Guest post by John Squire, president and chief operating officer, Amazing Charts/Pri-Med.
As president and COO of a leading electronic health record (EHR) and practice management (PM) provider, part of my job is to be in constant communication with providers about health IT. They tell me and my team what works for them and what doesn’t work; what brings joy to their practice and what keeps them up at night. All this insight helps polish my crystal ball, making it clear what we can expect to see in 2016:
EHR system will pivot from regulatory compliance to physician productivity. EHRs are generally blamed for fueling the professional dissatisfaction of physician. A few software vendors are looking at the problem-oriented medical record (POMR), a more intuitive approach that works similarly to the way a doctor thinks. It organizes clinical records and practice workflows around specific patient problems, making it faster and more satisfying for physicians to use.
The problem list not only delivers a “table of contents” to clinically relevant issues, but also gives a provider a longitudinal view of a patient’s healthcare over time. This intuitive method of information organization makes it easier for provider and patient to set the agenda at the start of the exam. During the exam, the POMR supports the nonlinear nature of a patient encounter.
The POMR also helps reduce cognitive overload, which can lead to medical mistakes such as misdiagnosis and other potentially life-threatening errors. Providers can see “bits” of data like lab results associated with a specific problem, thus easing the number of mental connections required to make sound medical decisions.
Chronic care management (CCM) will grow quickly because it makes sense for both patients and providers. Our healthcare system is changing to address the needs of an aging population with chronic illnesses like hypertension, diabetes, heart disease, and more. To promote the effective care coordination and management of patients with multiple chronic illnesses, the Centers for Medicare and Medicaid Services (CMS) introduced CPT code 99490. This code reimburses providers for remote, inter-visit outreach, such as telephone conversations, medication reconciliation, and coordination among caregivers.

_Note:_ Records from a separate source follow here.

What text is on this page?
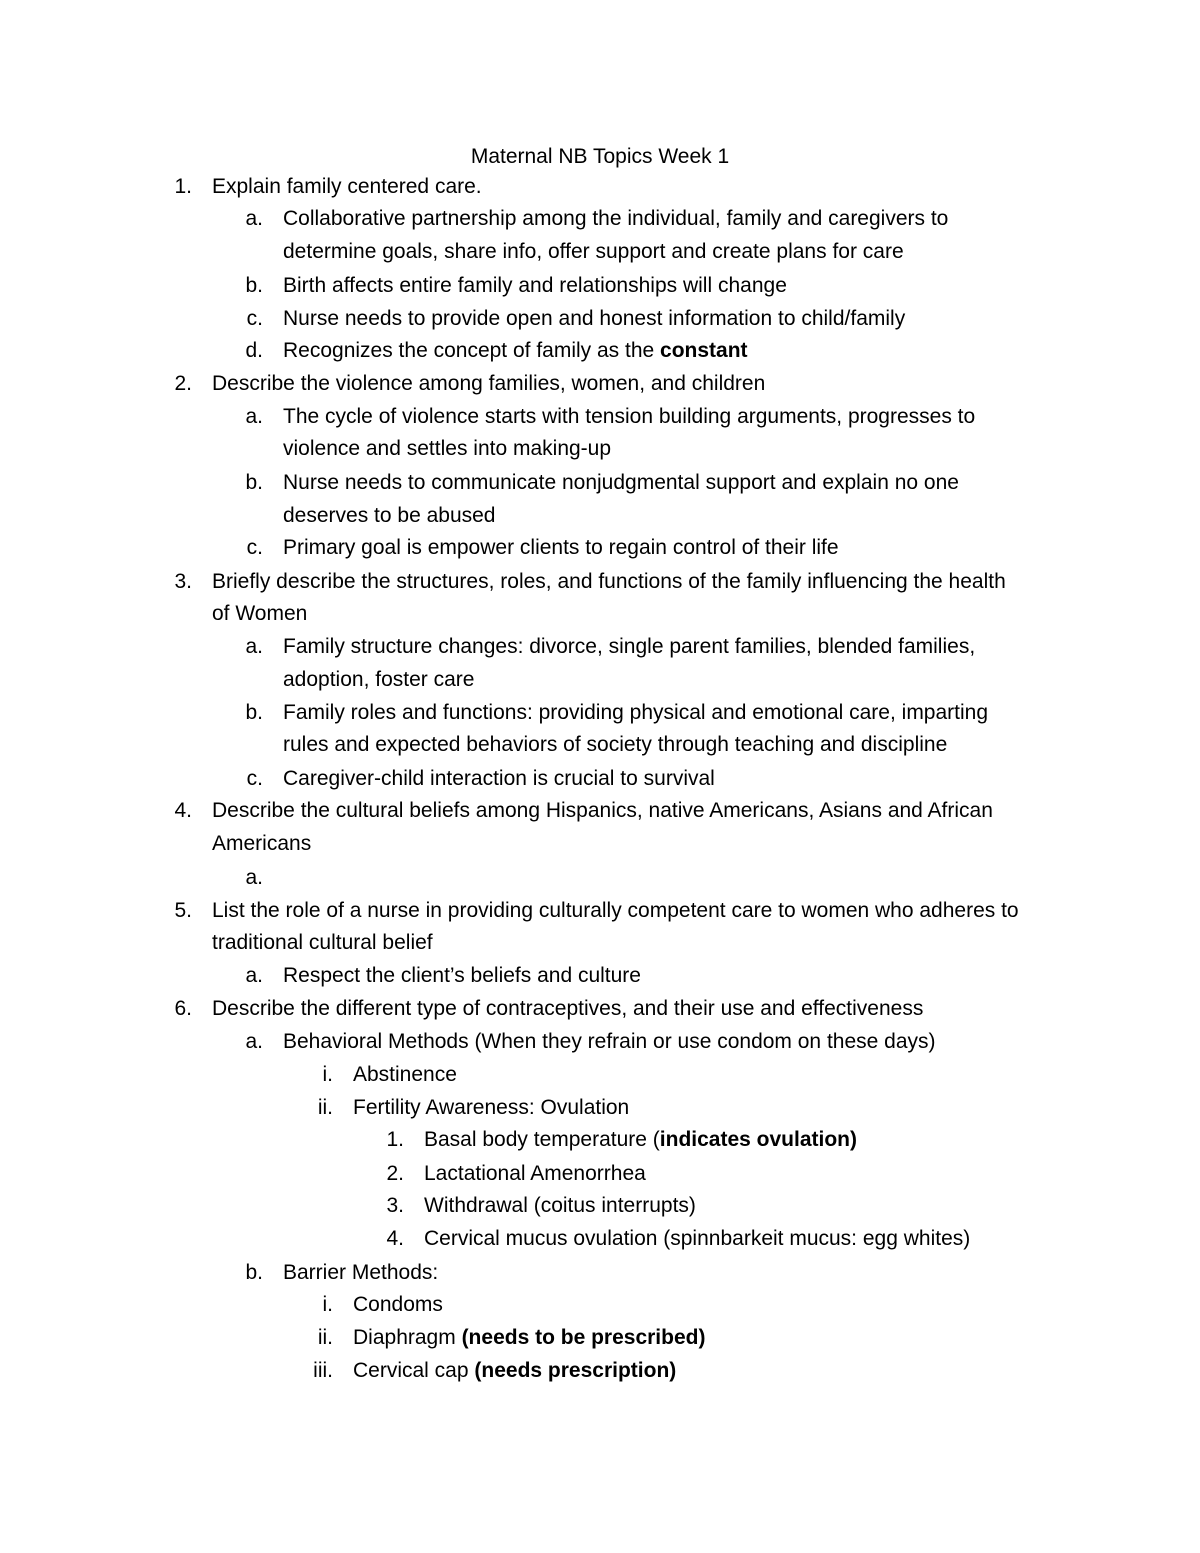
Maternal NB Topics Week 1
1. Explain family centered care.
a. Collaborative partnership among the individual, family and caregivers to
determine goals, share info, offer support and create plans for care
b. Birth affects entire family and relationships will change
c. Nurse needs to provide open and honest information to child/family
d. Recognizes the concept of family as the constant
2. Describe the violence among families, women, and children
a. The cycle of violence starts with tension building arguments, progresses to
violence and settles into making-up
b. Nurse needs to communicate nonjudgmental support and explain no one
deserves to be abused
c. Primary goal is empower clients to regain control of their life
3. Briefly describe the structures, roles, and functions of the family influencing the health
of Women
a. Family structure changes: divorce, single parent families, blended families,
adoption, foster care
b. Family roles and functions: providing physical and emotional care, imparting
rules and expected behaviors of society through teaching and discipline
c. Caregiver-child interaction is crucial to survival
4. Describe the cultural beliefs among Hispanics, native Americans, Asians and African
Americans
a.
5. List the role of a nurse in providing culturally competent care to women who adheres to
traditional cultural belief
a. Respect the client’s beliefs and culture
6. Describe the different type of contraceptives, and their use and effectiveness
a. Behavioral Methods (When they refrain or use condom on these days)
i. Abstinence
ii. Fertility Awareness: Ovulation
1. Basal body temperature (indicates ovulation)
2. Lactational Amenorrhea
3. Withdrawal (coitus interrupts)
4. Cervical mucus ovulation (spinnbarkeit mucus: egg whites)
b. Barrier Methods:
i. Condoms
ii. Diaphragm (needs to be prescribed)
iii. Cervical cap (needs prescription)
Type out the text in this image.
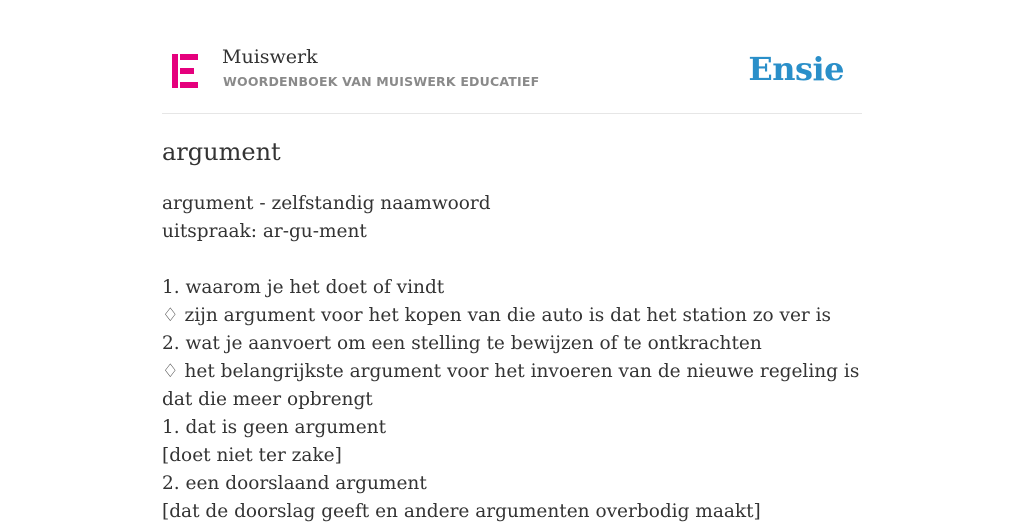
Muiswerk
WOORDENBOEK VAN MUISWERK EDUCATIEF	Ensie
argument
argument - zelfstandig naamwoord
uitspraak: ar-gu-ment
1. waarom je het doet of vindt
♢ zijn argument voor het kopen van die auto is dat het station zo ver is
2. wat je aanvoert om een stelling te bewijzen of te ontkrachten
♢ het belangrijkste argument voor het invoeren van de nieuwe regeling is dat die meer opbrengt
1. dat is geen argument
[doet niet ter zake]
2. een doorslaand argument
[dat de doorslag geeft en andere argumenten overbodig maakt]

The reimbursement for CCM services is an average of $42 per month for Medicare beneficiaries. New levels of technology integration will enable clinicians to complete CCM reporting of remote care from inside their EHR system.
Healthcare costs will get more transparent. The Affordable Care Act (ACA) encouraged millions of people to sign up for high-deductible plans, which means routine healthcare is paid for out of pocket. As a result, many of these patients are demanding more price transparency from their physicians and insurers.

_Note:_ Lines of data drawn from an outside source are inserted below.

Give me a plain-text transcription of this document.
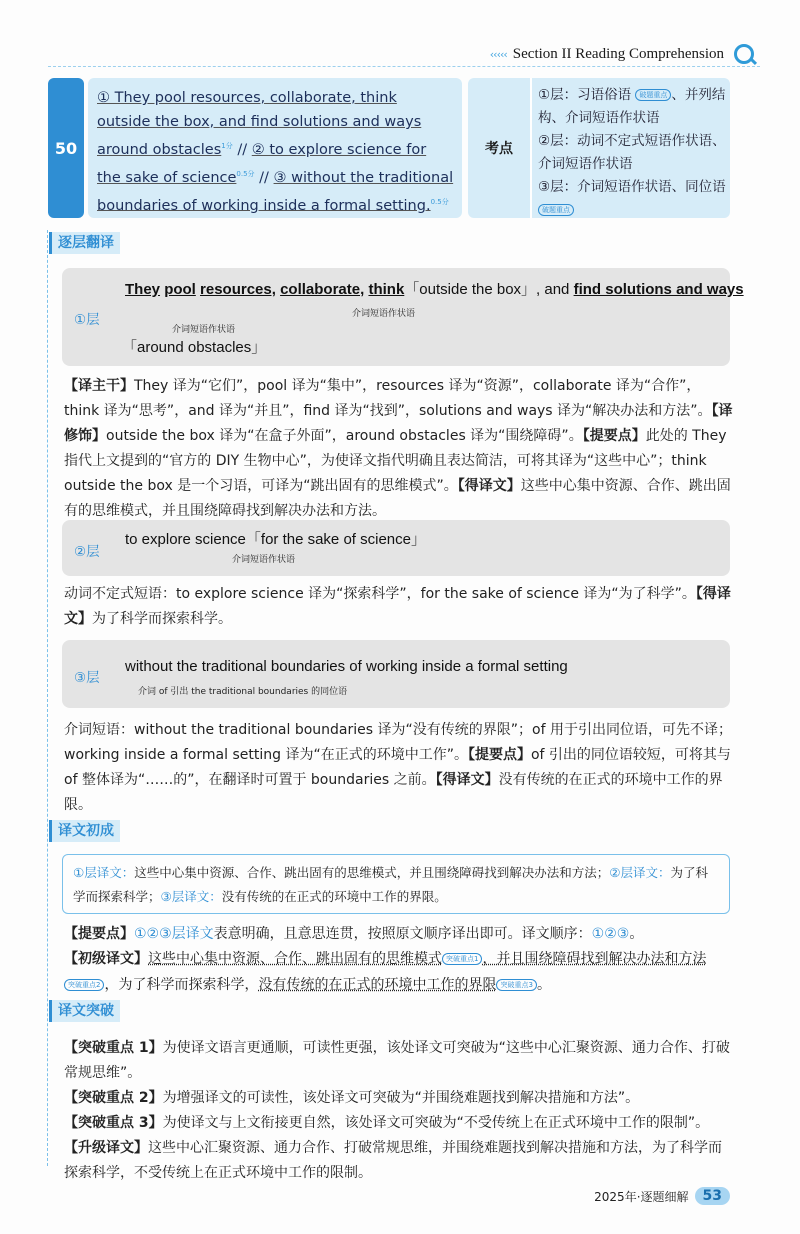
‹‹‹‹‹ Section II Reading Comprehension
50
① They pool resources, collaborate, think outside the box, and find solutions and ways around obstacles$^{1分}$ // ② to explore science for the sake of science$^{0.5分}$ // ③ without the traditional boundaries of working inside a formal setting.$^{0.5分}$
考点
①层：习语俗语 破题重点 、并列结构、介词短语作状语
②层：动词不定式短语作状语、介词短语作状语
③层：介词短语作状语、同位语 破题重点
逐层翻译
①层
They pool resources, collaborate, think「outside the box」, and find solutions and ways
介词短语作状语
介词短语作状语
「around obstacles」
【译主干】They 译为“它们”，pool 译为“集中”，resources 译为“资源”，collaborate 译为“合作”，think 译为“思考”，and 译为“并且”，find 译为“找到”，solutions and ways 译为“解决办法和方法”。【译修饰】outside the box 译为“在盒子外面”，around obstacles 译为“围绕障碍”。【提要点】此处的 They 指代上文提到的“官方的 DIY 生物中心”，为使译文指代明确且表达简洁，可将其译为“这些中心”；think outside the box 是一个习语，可译为“跳出固有的思维模式”。【得译文】这些中心集中资源、合作、跳出固有的思维模式，并且围绕障碍找到解决办法和方法。
②层
to explore science「for the sake of science」
介词短语作状语
动词不定式短语：to explore science 译为“探索科学”，for the sake of science 译为“为了科学”。【得译文】为了科学而探索科学。
③层
without the traditional boundaries of working inside a formal setting
介词 of 引出 the traditional boundaries 的同位语
介词短语：without the traditional boundaries 译为“没有传统的界限”；of 用于引出同位语，可先不译；working inside a formal setting 译为“在正式的环境中工作”。【提要点】of 引出的同位语较短，可将其与 of 整体译为“……的”，在翻译时可置于 boundaries 之前。【得译文】没有传统的在正式的环境中工作的界限。
译文初成
①层译文：这些中心集中资源、合作、跳出固有的思维模式，并且围绕障碍找到解决办法和方法；②层译文：为了科学而探索科学；③层译文：没有传统的在正式的环境中工作的界限。
【提要点】①②③层译文表意明确，且意思连贯，按照原文顺序译出即可。译文顺序：①②③。
【初级译文】这些中心集中资源、合作、跳出固有的思维模式 突破重点1 ，并且围绕障碍找到解决办法和方法突破重点2 ，为了科学而探索科学，没有传统的在正式的环境中工作的界限 突破重点3 。
译文突破
【突破重点 1】为使译文语言更通顺，可读性更强，该处译文可突破为“这些中心汇聚资源、通力合作、打破常规思维”。
【突破重点 2】为增强译文的可读性，该处译文可突破为“并围绕难题找到解决措施和方法”。
【突破重点 3】为使译文与上文衔接更自然，该处译文可突破为“不受传统上在正式环境中工作的限制”。
【升级译文】这些中心汇聚资源、通力合作、打破常规思维，并围绕难题找到解决措施和方法，为了科学而探索科学，不受传统上在正式环境中工作的限制。
2025年·逐题细解	53
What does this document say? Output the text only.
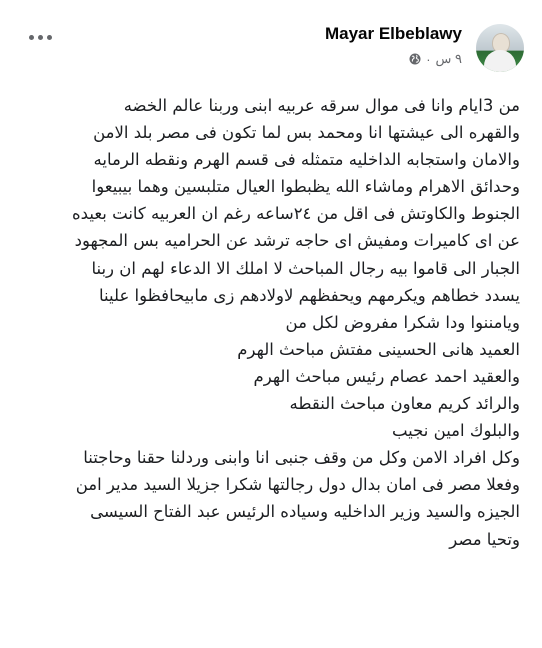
Mayar Elbeblawy
· ٩ س
من 3ايام وانا فى موال سرقه عربيه ابنى وربنا عالم الخضه
والقهره الى عيشتها انا ومحمد بس لما تكون فى مصر بلد الامن
والامان واستجابه الداخليه متمثله فى قسم الهرم ونقطه الرمايه
وحدائق الاهرام وماشاء الله يظبطوا العيال متلبسين وهما بيبيعوا
الجنوط والكاوتش فى اقل من ٢٤ساعه رغم ان العربيه كانت بعيده
عن اى كاميرات ومفيش اى حاجه ترشد عن الحراميه بس المجهود
الجبار الى قاموا بيه رجال المباحث لا املك الا الدعاء لهم ان ربنا
يسدد خطاهم ويكرمهم ويحفظهم لاولادهم زى مابيحافظوا علينا
ويامننوا ودا شكرا مفروض لكل من
العميد هانى الحسينى مفتش مباحث الهرم
والعقيد احمد عصام رئيس مباحث الهرم
والرائد كريم معاون مباحث النقطه
والبلوك امين نجيب
وكل افراد الامن وكل من وقف جنبى انا وابنى وردلنا حقنا وحاجتنا
وفعلا مصر فى امان بدال دول رجالتها شكرا جزيلا السيد مدير امن
الجيزه والسيد وزير الداخليه وسياده الرئيس عبد الفتاح السيسى
وتحيا مصر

Non-traditional value-based payment models—such as Medicare Advantage, Direct Primary Care (DPC), and on-jobsite clinics—will continue to grow in popularity as more people seek alternatives for primary care. Providers are drawn to these new models because they can eliminate the overhead of the traditional third-party payer system, see fewer patients per day, and spend more time with each patient
EHR interoperability will remain elusive. CMS will continue to promote the idea of standard interfaces between disparate EHR systems to enable information exchange among physicians, hospitals, health information exchanges (HIEs), and other elements of the broader healthcare ecosystem.
While EHR interoperability exists within the networks of some Accountable Care Organizations (ACOs) and HIEs, outside of these organizations the business case is weak and active participation in sharing data is relatively low. The full potential of interoperability will not be realized until industry places population health and seamless exchange of data ahead of corporate silos.
When these changes do occur, the future EHR will manage them in the background, in a way that maximizes productivity and does not interfere with patient visits. It will support the ability of providers to operate independently, but still interact with their ecosystem.